# Ultegra 6603/6503 Compatibility



## aggieman (Feb 25, 2002)

I am interested in upgrading a bike to a TRIPLE Shimano Drivetrain from double.

Want to know if the following 9/10s combination will work ok? Particularly will the Front chainrings shift ok with the 6603 Crankset and 9s chain?
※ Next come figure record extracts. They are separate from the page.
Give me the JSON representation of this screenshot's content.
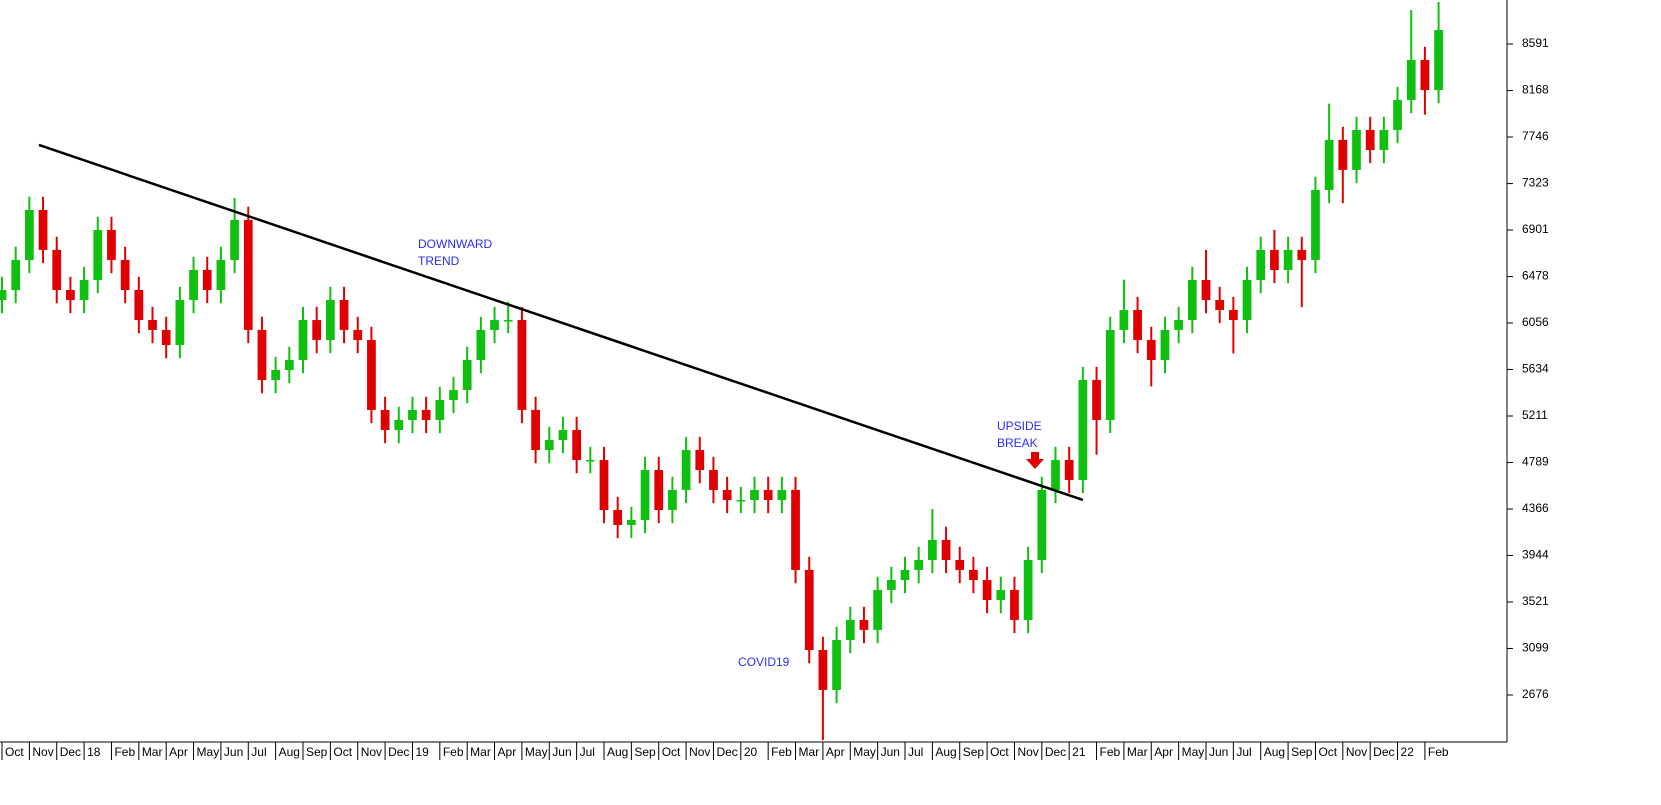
{
  "chart_data": {
    "type": "candlestick",
    "x": [
      0,
      0.5,
      1,
      1.5,
      2,
      2.5,
      3,
      3.5,
      4,
      4.5,
      5,
      5.5,
      6,
      6.5,
      7,
      7.5,
      8,
      8.5,
      9,
      9.5,
      10,
      10.5,
      11,
      11.5,
      12,
      12.5,
      13,
      13.5,
      14,
      14.5,
      15,
      15.5,
      16,
      16.5,
      17,
      17.5,
      18,
      18.5,
      19,
      19.5,
      20,
      20.5,
      21,
      21.5,
      22,
      22.5,
      23,
      23.5,
      24,
      24.5,
      25,
      25.5,
      26,
      26.5,
      27,
      27.5,
      28,
      28.5,
      29,
      29.5,
      30,
      30.5,
      31,
      31.5,
      32,
      32.5,
      33,
      33.5,
      34,
      34.5,
      35,
      35.5,
      36,
      36.5,
      37,
      37.5,
      38,
      38.5,
      39,
      39.5,
      40,
      40.5,
      41,
      41.5,
      42,
      42.5,
      43,
      43.5,
      44,
      44.5,
      45,
      45.5,
      46,
      46.5,
      47,
      47.5,
      48,
      48.5,
      49,
      49.5,
      50,
      50.5,
      51,
      51.5,
      52,
      52.5
    ],
    "open": [
      6265,
      6356,
      6629,
      7083,
      6720,
      6356,
      6265,
      6447,
      6901,
      6629,
      6356,
      6083,
      5993,
      5856,
      6265,
      6538,
      6356,
      6629,
      6992,
      5993,
      5538,
      5629,
      5720,
      6083,
      5902,
      6265,
      5993,
      5902,
      5266,
      5084,
      5175,
      5266,
      5175,
      5357,
      5447,
      5720,
      5993,
      6083,
      6083,
      5266,
      4902,
      4993,
      5084,
      4811,
      4811,
      4357,
      4221,
      4266,
      4720,
      4357,
      4539,
      4902,
      4720,
      4539,
      4448,
      4448,
      4539,
      4448,
      4539,
      3812,
      3085,
      2722,
      3176,
      3358,
      3267,
      3630,
      3721,
      3812,
      3903,
      4085,
      3903,
      3812,
      3721,
      3539,
      3630,
      3358,
      3903,
      4539,
      4811,
      4630,
      5538,
      5175,
      5993,
      6174,
      5902,
      5720,
      5993,
      6083,
      6447,
      6265,
      6174,
      6083,
      6447,
      6720,
      6538,
      6720,
      6629,
      7265,
      7719,
      7447,
      7810,
      7628,
      7810,
      8082,
      8446,
      8173
    ],
    "high": [
      6476,
      6749,
      7203,
      7203,
      6840,
      6476,
      6567,
      7021,
      7021,
      6749,
      6476,
      6203,
      6113,
      6385,
      6658,
      6658,
      6749,
      7192,
      7112,
      6113,
      5749,
      5840,
      6203,
      6203,
      6385,
      6385,
      6113,
      6022,
      5386,
      5295,
      5386,
      5386,
      5477,
      5567,
      5840,
      6113,
      6203,
      6250,
      6203,
      5386,
      5113,
      5204,
      5204,
      4931,
      4931,
      4477,
      4386,
      4840,
      4840,
      4659,
      5022,
      5022,
      4840,
      4659,
      4568,
      4659,
      4659,
      4659,
      4659,
      3932,
      3205,
      3296,
      3478,
      3478,
      3750,
      3841,
      3932,
      4023,
      4366,
      4205,
      4023,
      3932,
      3841,
      3750,
      3750,
      4023,
      4659,
      4931,
      4931,
      5658,
      5658,
      6113,
      6450,
      6294,
      6022,
      6113,
      6203,
      6567,
      6720,
      6385,
      6294,
      6567,
      6840,
      6901,
      6840,
      6840,
      7385,
      8050,
      7839,
      7930,
      7930,
      7930,
      8202,
      8900,
      8566,
      8973
    ],
    "low": [
      6145,
      6236,
      6509,
      6600,
      6236,
      6145,
      6145,
      6327,
      6509,
      6236,
      5963,
      5873,
      5736,
      5736,
      6145,
      6236,
      6236,
      6509,
      5873,
      5418,
      5418,
      5509,
      5600,
      5782,
      5782,
      5873,
      5782,
      5146,
      4964,
      4964,
      5055,
      5055,
      5055,
      5237,
      5327,
      5600,
      5873,
      5963,
      5146,
      4782,
      4782,
      4873,
      4691,
      4691,
      4237,
      4101,
      4101,
      4146,
      4237,
      4237,
      4419,
      4600,
      4419,
      4328,
      4328,
      4328,
      4328,
      4328,
      3692,
      2965,
      2267,
      2602,
      3056,
      3147,
      3147,
      3510,
      3601,
      3692,
      3783,
      3783,
      3692,
      3601,
      3419,
      3419,
      3238,
      3238,
      3783,
      4419,
      4510,
      4510,
      4860,
      5055,
      5873,
      5782,
      5480,
      5600,
      5873,
      5963,
      6145,
      6054,
      5780,
      5963,
      6327,
      6418,
      6418,
      6200,
      6509,
      7145,
      7145,
      7327,
      7508,
      7508,
      7690,
      7962,
      7950,
      8053
    ],
    "close": [
      6356,
      6629,
      7083,
      6720,
      6356,
      6265,
      6447,
      6901,
      6629,
      6356,
      6083,
      5993,
      5856,
      6265,
      6538,
      6356,
      6629,
      6992,
      5993,
      5538,
      5629,
      5720,
      6083,
      5902,
      6265,
      5993,
      5902,
      5266,
      5084,
      5175,
      5266,
      5175,
      5357,
      5447,
      5720,
      5993,
      6083,
      6083,
      5266,
      4902,
      4993,
      5084,
      4811,
      4811,
      4357,
      4221,
      4266,
      4720,
      4357,
      4539,
      4902,
      4720,
      4539,
      4448,
      4448,
      4539,
      4448,
      4539,
      3812,
      3085,
      2722,
      3176,
      3358,
      3267,
      3630,
      3721,
      3812,
      3903,
      4085,
      3903,
      3812,
      3721,
      3539,
      3630,
      3358,
      3903,
      4539,
      4811,
      4630,
      5538,
      5175,
      5993,
      6174,
      5902,
      5720,
      5993,
      6083,
      6447,
      6265,
      6174,
      6083,
      6447,
      6720,
      6538,
      6720,
      6629,
      7265,
      7719,
      7447,
      7810,
      7628,
      7810,
      8082,
      8446,
      8173,
      8718
    ],
    "up_color": "#10c010",
    "down_color": "#e00000",
    "trendline": {
      "x": [
        1.35,
        39.5
      ],
      "values": [
        7674,
        4448
      ],
      "color": "#000000"
    },
    "annotations": [
      {
        "lines": [
          "DOWNWARD",
          "TREND"
        ]
      },
      {
        "lines": [
          "UPSIDE",
          "BREAK"
        ]
      },
      {
        "lines": [
          "COVID19"
        ]
      }
    ],
    "xlim": [
      0,
      55
    ],
    "xticks": [
      {
        "value": 0,
        "label": "Oct"
      },
      {
        "value": 1,
        "label": "Nov"
      },
      {
        "value": 2,
        "label": "Dec"
      },
      {
        "value": 3,
        "label": "18"
      },
      {
        "value": 4,
        "label": "Feb"
      },
      {
        "value": 5,
        "label": "Mar"
      },
      {
        "value": 6,
        "label": "Apr"
      },
      {
        "value": 7,
        "label": "May"
      },
      {
        "value": 8,
        "label": "Jun"
      },
      {
        "value": 9,
        "label": "Jul"
      },
      {
        "value": 10,
        "label": "Aug"
      },
      {
        "value": 11,
        "label": "Sep"
      },
      {
        "value": 12,
        "label": "Oct"
      },
      {
        "value": 13,
        "label": "Nov"
      },
      {
        "value": 14,
        "label": "Dec"
      },
      {
        "value": 15,
        "label": "19"
      },
      {
        "value": 16,
        "label": "Feb"
      },
      {
        "value": 17,
        "label": "Mar"
      },
      {
        "value": 18,
        "label": "Apr"
      },
      {
        "value": 19,
        "label": "May"
      },
      {
        "value": 20,
        "label": "Jun"
      },
      {
        "value": 21,
        "label": "Jul"
      },
      {
        "value": 22,
        "label": "Aug"
      },
      {
        "value": 23,
        "label": "Sep"
      },
      {
        "value": 24,
        "label": "Oct"
      },
      {
        "value": 25,
        "label": "Nov"
      },
      {
        "value": 26,
        "label": "Dec"
      },
      {
        "value": 27,
        "label": "20"
      },
      {
        "value": 28,
        "label": "Feb"
      },
      {
        "value": 29,
        "label": "Mar"
      },
      {
        "value": 30,
        "label": "Apr"
      },
      {
        "value": 31,
        "label": "May"
      },
      {
        "value": 32,
        "label": "Jun"
      },
      {
        "value": 33,
        "label": "Jul"
      },
      {
        "value": 34,
        "label": "Aug"
      },
      {
        "value": 35,
        "label": "Sep"
      },
      {
        "value": 36,
        "label": "Oct"
      },
      {
        "value": 37,
        "label": "Nov"
      },
      {
        "value": 38,
        "label": "Dec"
      },
      {
        "value": 39,
        "label": "21"
      },
      {
        "value": 40,
        "label": "Feb"
      },
      {
        "value": 41,
        "label": "Mar"
      },
      {
        "value": 42,
        "label": "Apr"
      },
      {
        "value": 43,
        "label": "May"
      },
      {
        "value": 44,
        "label": "Jun"
      },
      {
        "value": 45,
        "label": "Jul"
      },
      {
        "value": 46,
        "label": "Aug"
      },
      {
        "value": 47,
        "label": "Sep"
      },
      {
        "value": 48,
        "label": "Oct"
      },
      {
        "value": 49,
        "label": "Nov"
      },
      {
        "value": 50,
        "label": "Dec"
      },
      {
        "value": 51,
        "label": "22"
      },
      {
        "value": 52,
        "label": "Feb"
      }
    ],
    "ylim": [
      2249,
      8991
    ],
    "yticks": [
      2676,
      3099,
      3521,
      3944,
      4366,
      4789,
      5211,
      5634,
      6056,
      6478,
      6901,
      7323,
      7746,
      8168,
      8591
    ]
  }
}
Mix of components would like to use:

RD-6600 GS Long cage Rear derailleur
FD-6603 Front derailleur
FC-6603 Triple crankset & bb
CS-6500 9 speed cassette
Shimano 9s hg93 chain
Shimano 9s 105 STI levers.

Thanks very much for any help/comments.


----------



## rriddle3 (Aug 5, 2004)

They should work together, but you need to change the bottom bracket to the one designed for a triple crankset to get the chainline correct. Are you planning to eventually go all 10 speed? If not, why not get 6500 parts instead of 6600?


----------



## BarryG (Jul 5, 2004)

rriddle3 said:


> you need to change the bottom bracket to the one designed for a triple crankset to get the chainline correct


Huh? The 6603 crank includes the axle. Just need the SMFC6600 bearing set, which is double/triple compatible.


----------



## rriddle3 (Aug 5, 2004)

Absolutely right! Just a momentary brain fart.


----------